Martedì 3 novembre 2020 i cittadini degli Stati Uniti d’America saranno chiamati alle urne per scegliere chi sarà l’inquilino alla Casa Bianca per i prossimi quattro anni. I candidati in corsa sono l’attuale presidente repubblicano Donald Trump e il democratico Joseph Biden, ex vicepresidente di Barack Obama, che ha vinto con largo anticipo le primarie del partito dopo il ritiro di Bernie Sanders.
Negli Stati Uniti la data delle elezioni è una certezza. Dal 1845 infatti si vota il primo martedì dopo il primo lunedì di novembre, una scelta che ha origini nel passato agricolo del Paese. Novembre era il mese della fine dei raccolti autunnali e dell’inizio dell’inverno, martedì il giorno di mezzo tra la domenica, giornata di riposo e tradizionalmente religiosa, e il mercoledì, dedito ai mercati.
Oggi però i cittadini di 34 Stati possono richiedere di votare anticipatamente, con metodi e requisiti che variano a seconda dello Stato. È una pratica cresciuta molto nel corso del tempo: da quando è stata istituita nelle elezioni 1992, si è passati dal 7% al 36.6% di elettori che nel 2016 hanno votato prima dell’election day.
Con le presidenziali si eleggono presidente e vicepresidente attraverso un sistema elettorale indiretto. I cittadini votano 538 grandi elettori, che si riuniranno a dicembre nel Collegio elettorale, che a loro volta eleggono il presidente a scrutinio segreto e senza vincolo di mandato (principio previsto in 26 Stati), anche se è molto difficile che i grandi elettori non votino per il candidato per cui sono stati nominati. Per diventare presidente il candidato dovrà ottenere almeno la maggioranza assoluta, ovvero 270 voti.

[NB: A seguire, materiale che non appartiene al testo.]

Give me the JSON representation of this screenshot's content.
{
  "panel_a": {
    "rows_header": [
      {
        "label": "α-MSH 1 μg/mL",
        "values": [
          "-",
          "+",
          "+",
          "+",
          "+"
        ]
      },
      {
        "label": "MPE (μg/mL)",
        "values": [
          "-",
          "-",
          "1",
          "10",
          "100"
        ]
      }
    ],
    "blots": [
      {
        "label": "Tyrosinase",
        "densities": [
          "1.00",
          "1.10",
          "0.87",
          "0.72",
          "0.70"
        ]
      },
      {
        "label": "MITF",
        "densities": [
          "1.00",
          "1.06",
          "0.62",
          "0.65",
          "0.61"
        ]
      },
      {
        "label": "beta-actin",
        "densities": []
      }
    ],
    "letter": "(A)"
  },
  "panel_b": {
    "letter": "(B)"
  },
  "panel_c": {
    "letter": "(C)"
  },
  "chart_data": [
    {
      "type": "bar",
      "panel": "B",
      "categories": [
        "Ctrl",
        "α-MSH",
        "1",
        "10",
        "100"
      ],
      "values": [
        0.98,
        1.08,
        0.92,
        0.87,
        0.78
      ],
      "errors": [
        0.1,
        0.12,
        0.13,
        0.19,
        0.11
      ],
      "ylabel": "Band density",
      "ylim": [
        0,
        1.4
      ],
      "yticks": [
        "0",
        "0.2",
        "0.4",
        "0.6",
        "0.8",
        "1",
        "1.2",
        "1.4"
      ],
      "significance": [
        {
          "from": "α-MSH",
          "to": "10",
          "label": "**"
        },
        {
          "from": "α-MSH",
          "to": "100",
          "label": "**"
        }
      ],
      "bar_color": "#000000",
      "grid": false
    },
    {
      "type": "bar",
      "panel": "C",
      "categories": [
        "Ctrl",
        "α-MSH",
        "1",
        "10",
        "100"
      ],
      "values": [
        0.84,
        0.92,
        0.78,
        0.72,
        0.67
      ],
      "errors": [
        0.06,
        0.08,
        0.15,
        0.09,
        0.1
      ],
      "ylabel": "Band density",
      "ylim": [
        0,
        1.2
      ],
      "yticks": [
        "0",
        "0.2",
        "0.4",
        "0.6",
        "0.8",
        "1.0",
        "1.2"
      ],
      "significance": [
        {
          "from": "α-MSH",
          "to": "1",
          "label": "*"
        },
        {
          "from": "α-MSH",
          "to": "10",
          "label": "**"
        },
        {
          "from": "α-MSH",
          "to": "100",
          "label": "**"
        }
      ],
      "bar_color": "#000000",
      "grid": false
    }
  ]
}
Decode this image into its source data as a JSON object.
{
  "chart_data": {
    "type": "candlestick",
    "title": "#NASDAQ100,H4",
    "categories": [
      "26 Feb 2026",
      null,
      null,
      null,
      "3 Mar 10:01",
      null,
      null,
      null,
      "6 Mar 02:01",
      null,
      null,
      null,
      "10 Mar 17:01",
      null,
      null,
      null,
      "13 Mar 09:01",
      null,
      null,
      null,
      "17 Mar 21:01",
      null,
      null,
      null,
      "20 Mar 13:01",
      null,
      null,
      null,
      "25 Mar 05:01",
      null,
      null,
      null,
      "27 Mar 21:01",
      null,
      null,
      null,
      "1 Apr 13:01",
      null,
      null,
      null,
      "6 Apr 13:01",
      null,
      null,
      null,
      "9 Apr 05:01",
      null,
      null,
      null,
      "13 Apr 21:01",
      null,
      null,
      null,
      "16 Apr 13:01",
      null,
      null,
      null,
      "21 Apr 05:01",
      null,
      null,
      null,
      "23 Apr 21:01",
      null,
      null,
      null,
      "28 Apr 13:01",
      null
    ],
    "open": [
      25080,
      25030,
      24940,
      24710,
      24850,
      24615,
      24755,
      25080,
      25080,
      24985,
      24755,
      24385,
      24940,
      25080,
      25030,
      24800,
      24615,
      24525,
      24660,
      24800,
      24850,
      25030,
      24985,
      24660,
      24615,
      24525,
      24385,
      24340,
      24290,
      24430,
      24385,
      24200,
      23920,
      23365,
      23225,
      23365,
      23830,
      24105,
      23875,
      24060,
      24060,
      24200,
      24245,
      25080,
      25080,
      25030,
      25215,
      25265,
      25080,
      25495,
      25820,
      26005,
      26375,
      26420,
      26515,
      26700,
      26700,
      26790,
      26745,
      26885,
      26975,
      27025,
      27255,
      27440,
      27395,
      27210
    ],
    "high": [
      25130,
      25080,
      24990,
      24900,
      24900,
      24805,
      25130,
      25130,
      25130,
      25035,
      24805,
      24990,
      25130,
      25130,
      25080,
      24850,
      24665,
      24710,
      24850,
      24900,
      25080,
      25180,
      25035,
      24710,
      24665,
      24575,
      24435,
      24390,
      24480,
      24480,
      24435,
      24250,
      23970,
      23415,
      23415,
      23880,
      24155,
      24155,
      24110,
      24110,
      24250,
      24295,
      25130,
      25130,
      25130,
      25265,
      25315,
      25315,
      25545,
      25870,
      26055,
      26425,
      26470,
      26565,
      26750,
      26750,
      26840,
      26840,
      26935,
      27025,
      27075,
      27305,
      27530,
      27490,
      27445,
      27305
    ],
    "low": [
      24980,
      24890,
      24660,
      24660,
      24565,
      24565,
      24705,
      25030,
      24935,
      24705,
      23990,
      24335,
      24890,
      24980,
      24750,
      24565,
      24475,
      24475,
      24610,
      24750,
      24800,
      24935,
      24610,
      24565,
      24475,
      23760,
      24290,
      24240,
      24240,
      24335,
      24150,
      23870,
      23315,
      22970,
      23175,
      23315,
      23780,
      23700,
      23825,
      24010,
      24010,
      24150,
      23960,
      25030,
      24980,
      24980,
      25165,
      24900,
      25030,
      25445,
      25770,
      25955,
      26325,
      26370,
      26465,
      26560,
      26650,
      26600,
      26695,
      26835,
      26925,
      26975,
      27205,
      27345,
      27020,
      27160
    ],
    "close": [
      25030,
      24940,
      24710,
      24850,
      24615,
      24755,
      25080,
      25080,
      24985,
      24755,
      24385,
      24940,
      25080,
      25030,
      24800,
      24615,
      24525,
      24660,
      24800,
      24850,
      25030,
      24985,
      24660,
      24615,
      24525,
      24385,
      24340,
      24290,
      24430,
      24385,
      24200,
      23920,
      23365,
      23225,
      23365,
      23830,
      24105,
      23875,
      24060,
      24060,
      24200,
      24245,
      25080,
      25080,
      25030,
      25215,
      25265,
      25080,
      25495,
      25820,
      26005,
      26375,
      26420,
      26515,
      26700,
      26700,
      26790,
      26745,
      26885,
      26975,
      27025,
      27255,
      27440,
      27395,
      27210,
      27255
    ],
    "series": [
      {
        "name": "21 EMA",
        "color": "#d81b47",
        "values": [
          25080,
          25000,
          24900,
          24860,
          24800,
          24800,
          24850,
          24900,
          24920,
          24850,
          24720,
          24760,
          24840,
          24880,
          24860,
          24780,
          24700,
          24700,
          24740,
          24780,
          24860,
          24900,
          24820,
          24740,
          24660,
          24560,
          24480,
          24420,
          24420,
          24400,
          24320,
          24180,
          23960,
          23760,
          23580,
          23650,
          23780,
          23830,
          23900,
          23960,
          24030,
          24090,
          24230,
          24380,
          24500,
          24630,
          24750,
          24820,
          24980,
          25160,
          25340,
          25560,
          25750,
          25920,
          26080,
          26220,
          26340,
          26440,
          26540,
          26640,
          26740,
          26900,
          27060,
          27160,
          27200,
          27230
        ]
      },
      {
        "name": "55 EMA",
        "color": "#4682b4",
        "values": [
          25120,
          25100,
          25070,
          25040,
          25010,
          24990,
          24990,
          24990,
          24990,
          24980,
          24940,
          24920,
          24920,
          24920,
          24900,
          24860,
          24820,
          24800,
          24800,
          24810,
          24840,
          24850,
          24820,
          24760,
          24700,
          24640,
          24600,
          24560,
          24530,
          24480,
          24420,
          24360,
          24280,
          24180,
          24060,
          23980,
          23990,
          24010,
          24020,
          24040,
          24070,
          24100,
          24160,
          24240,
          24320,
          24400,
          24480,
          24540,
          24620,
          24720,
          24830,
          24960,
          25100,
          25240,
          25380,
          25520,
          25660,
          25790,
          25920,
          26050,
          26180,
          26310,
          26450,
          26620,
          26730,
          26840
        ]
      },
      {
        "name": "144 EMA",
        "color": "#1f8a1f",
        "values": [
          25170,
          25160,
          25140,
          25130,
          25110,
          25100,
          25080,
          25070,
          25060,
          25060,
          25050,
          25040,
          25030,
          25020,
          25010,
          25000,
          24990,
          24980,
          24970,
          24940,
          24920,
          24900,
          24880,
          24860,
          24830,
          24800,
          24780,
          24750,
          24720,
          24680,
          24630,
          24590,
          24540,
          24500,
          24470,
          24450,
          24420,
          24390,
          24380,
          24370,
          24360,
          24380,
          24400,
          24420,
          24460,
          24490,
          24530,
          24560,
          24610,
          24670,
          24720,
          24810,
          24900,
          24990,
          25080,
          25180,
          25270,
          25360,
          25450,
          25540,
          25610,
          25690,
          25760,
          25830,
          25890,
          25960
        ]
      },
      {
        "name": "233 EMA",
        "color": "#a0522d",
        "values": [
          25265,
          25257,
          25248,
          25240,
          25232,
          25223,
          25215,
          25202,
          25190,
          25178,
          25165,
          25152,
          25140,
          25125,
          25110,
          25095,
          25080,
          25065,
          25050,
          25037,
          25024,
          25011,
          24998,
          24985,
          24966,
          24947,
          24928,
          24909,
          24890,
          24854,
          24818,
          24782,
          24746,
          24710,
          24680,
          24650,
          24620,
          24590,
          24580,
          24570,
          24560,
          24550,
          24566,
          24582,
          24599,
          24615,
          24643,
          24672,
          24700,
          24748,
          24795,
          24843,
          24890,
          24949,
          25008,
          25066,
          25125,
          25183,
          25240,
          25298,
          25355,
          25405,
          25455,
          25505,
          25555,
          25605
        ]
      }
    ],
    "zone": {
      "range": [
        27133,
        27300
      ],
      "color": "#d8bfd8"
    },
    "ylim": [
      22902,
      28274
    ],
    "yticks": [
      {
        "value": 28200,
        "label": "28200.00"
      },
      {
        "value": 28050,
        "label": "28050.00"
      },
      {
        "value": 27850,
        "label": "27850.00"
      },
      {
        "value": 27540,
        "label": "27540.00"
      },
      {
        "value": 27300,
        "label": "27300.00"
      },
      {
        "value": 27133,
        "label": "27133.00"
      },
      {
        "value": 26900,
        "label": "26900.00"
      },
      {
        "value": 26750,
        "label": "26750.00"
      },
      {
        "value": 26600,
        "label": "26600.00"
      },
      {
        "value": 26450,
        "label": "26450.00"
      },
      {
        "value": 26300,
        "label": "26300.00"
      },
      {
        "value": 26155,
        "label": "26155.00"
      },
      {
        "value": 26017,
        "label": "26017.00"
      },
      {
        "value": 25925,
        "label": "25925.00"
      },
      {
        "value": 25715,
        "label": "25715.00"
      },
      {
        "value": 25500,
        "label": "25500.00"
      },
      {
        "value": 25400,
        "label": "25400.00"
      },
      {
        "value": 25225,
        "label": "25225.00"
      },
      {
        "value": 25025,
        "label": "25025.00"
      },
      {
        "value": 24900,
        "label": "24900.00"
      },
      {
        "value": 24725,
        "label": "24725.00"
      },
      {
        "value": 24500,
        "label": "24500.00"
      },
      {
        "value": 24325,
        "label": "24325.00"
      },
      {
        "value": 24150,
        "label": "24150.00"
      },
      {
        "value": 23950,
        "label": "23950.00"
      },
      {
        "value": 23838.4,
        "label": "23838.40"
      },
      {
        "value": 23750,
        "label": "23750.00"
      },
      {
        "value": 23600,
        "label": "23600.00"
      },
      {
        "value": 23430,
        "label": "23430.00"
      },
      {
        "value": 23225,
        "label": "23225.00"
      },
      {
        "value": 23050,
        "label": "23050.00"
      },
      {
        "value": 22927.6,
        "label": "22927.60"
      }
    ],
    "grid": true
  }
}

Ogni Stato sceglie con la propria legge elettorale il numero dei grandi elettori in base alla sua grandezza, da un massimo di 55 della California a un minimo di 3 degli Stati più piccoli. 48 Stati adottano il sistema maggioritario del winner takes all: il candidato vincitore di uno Stato prende tutti i grandi elettori a disposizione. Fanno eccezione il Maine e il Nebraska, dove si vota con un sistema più proporzionale.
Sulle presidenziali del 2020 molto sarà determinato dagli sviluppi della pandemia da coronavirus e dal modo in cui il presidente Trump gestirà la crisi economica. Gran parte dei sondaggi dà Biden favorito; secondo la Cnn addirittura di 11 punti percentuali in più rispetto a Trump, RealClearPolitics, che fa la media dei poll nazionali, di 6. Per la Fox, più vicina al Grand Old Party, tra i due sarà un testa a testa.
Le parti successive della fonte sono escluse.